O Livro de Job é um dos mais belos contos sapientais da literatura universal. Assolado com toda a espécie de problemas, Job vai perdendo tudo – dos filhos à saúde – exceto a fé.

Se recebemos os bens da mão de Deus, não acei­tare­mos também os males? (Jb 2, 10)

Ao longo da História, foram muitos os santos que atualizaram na sua vida o conto de Job. Neste ensinamento, apresento-vos Cornélia Connelly (1809-1879), esposa, mãe e madre fundadora. Como Job, também Cornélia se dispôs a aceitar tudo das mãos de Deus, sabendo que

o único bem é Deus, o único mal é o pecado. Tudo o resto é relativo.

Quando, como Job, perdeu tudo o que amava, Cornélia recusou a amargura e cresceu em doçura. Quando a estrada por onde seguia foi cortada, Cornélia aprendeu a amar um caminho que não escolhera. Traída pela vida, manteve-se fiel a Deus. Querendo só o que Deus queria, Cornélia foi feliz.

É inspirado em Job e em Cornélia também o Ensinamento Mensal deste mês, aqui disponível na barra lateral esquerda. Já o leram? Meditem-no em família, para que as nossas caras irradiem sorrisos ao longo desta Quaresma!

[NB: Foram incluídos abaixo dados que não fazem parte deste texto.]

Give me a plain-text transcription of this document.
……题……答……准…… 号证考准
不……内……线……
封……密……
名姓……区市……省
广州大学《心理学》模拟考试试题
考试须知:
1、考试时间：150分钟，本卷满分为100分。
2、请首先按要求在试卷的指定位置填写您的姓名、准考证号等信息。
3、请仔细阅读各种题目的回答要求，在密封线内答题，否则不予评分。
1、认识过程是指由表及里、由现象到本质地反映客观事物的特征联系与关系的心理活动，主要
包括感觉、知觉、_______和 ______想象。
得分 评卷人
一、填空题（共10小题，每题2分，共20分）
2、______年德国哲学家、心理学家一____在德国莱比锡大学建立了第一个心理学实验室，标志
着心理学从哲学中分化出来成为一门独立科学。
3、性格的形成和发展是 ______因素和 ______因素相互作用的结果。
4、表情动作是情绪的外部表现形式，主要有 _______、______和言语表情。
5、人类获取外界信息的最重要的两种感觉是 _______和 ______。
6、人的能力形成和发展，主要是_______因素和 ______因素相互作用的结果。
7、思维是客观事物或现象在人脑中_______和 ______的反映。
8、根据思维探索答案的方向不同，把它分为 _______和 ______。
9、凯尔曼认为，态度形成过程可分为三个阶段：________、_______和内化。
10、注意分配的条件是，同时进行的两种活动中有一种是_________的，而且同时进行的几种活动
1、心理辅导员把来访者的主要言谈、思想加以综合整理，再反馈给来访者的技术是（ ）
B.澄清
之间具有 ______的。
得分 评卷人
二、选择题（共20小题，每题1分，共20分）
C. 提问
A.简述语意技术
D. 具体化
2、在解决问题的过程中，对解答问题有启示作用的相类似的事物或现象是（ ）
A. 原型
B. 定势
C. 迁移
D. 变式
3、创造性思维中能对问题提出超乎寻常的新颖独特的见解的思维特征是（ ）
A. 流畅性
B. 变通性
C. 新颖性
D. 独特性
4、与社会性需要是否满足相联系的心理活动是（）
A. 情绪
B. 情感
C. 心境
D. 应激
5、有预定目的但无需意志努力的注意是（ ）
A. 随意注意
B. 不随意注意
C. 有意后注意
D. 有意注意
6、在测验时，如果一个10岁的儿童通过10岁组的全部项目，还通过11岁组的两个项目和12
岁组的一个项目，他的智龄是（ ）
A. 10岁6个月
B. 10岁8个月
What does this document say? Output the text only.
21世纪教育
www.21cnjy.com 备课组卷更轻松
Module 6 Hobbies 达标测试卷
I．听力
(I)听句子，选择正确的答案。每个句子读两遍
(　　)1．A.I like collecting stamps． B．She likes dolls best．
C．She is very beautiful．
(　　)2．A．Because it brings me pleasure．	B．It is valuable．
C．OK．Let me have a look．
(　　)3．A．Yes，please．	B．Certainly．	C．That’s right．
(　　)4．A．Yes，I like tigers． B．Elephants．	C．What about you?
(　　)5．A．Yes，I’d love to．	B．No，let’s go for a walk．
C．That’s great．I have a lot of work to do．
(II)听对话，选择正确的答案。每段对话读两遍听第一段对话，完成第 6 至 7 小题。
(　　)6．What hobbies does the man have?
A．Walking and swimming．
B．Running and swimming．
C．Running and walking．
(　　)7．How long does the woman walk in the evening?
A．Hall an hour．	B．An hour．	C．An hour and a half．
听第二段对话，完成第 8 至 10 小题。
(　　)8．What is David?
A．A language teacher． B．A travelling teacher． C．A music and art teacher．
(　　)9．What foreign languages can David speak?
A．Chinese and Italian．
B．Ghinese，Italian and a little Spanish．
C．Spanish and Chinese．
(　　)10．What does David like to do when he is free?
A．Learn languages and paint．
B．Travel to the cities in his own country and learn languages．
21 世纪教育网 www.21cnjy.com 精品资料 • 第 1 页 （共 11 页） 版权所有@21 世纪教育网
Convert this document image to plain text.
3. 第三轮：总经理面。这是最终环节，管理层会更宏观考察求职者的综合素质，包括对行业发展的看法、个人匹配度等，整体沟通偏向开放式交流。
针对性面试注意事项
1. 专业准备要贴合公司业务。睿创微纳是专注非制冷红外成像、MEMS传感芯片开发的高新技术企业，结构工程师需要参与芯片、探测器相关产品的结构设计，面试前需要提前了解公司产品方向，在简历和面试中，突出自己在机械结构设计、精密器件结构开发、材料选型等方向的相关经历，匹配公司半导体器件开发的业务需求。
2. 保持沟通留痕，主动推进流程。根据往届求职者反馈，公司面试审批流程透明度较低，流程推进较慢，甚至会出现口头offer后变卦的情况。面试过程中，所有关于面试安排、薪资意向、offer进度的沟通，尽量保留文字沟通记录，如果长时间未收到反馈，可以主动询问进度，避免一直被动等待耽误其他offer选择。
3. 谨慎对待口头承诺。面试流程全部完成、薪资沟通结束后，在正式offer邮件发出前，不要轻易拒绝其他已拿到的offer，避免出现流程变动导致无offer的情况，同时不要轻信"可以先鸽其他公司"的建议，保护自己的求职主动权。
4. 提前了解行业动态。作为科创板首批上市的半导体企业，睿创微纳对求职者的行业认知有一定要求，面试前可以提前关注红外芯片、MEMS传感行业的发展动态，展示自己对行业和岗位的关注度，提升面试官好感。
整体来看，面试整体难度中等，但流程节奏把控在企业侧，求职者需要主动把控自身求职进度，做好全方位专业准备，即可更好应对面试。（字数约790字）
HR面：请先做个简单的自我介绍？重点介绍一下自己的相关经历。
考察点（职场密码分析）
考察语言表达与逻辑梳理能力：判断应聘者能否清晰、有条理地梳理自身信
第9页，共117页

Possamos, como Job e Cornélia, aceitar com alegria a cruz que o Senhor nos quiser confiar! Ámen.

2 Comments

  1. Olá, Teresa

    Estive a ver o vídeo. Muito bom! Fez-me lembrar a história do padroeiro da Suíça, S. Nicolau de Flüe. Também ele, com o acordo da esposa Doroteia, deixou a família para ser ermita. E é muito venerado por terras helvéticas. Um dia destes escrevo um artigo sobre ele.😊
    Continuação de Santa Quaresma!
    Beijinhos

    • Olá Natércia! Quando o vosso pároco nos contou essa história chocante, aí na Suíça, contou também que há um movimento popular a pedir a canonização dessa pobre esposa. E eu acho muito bem 🙂 Não fiquei com muito boa impressão desse santo, ahah! É um pouco a história ao contrário desta, a canonização do que abandona a família, não do que é abandonado. Mas como é Deus quem nos dá o sinal de santidade numa canonização, tenho de acreditar que sim, que foi um grande santo. Talvez quando tu contes a história eu perceba melhor! Fico à espera!!! Bjs!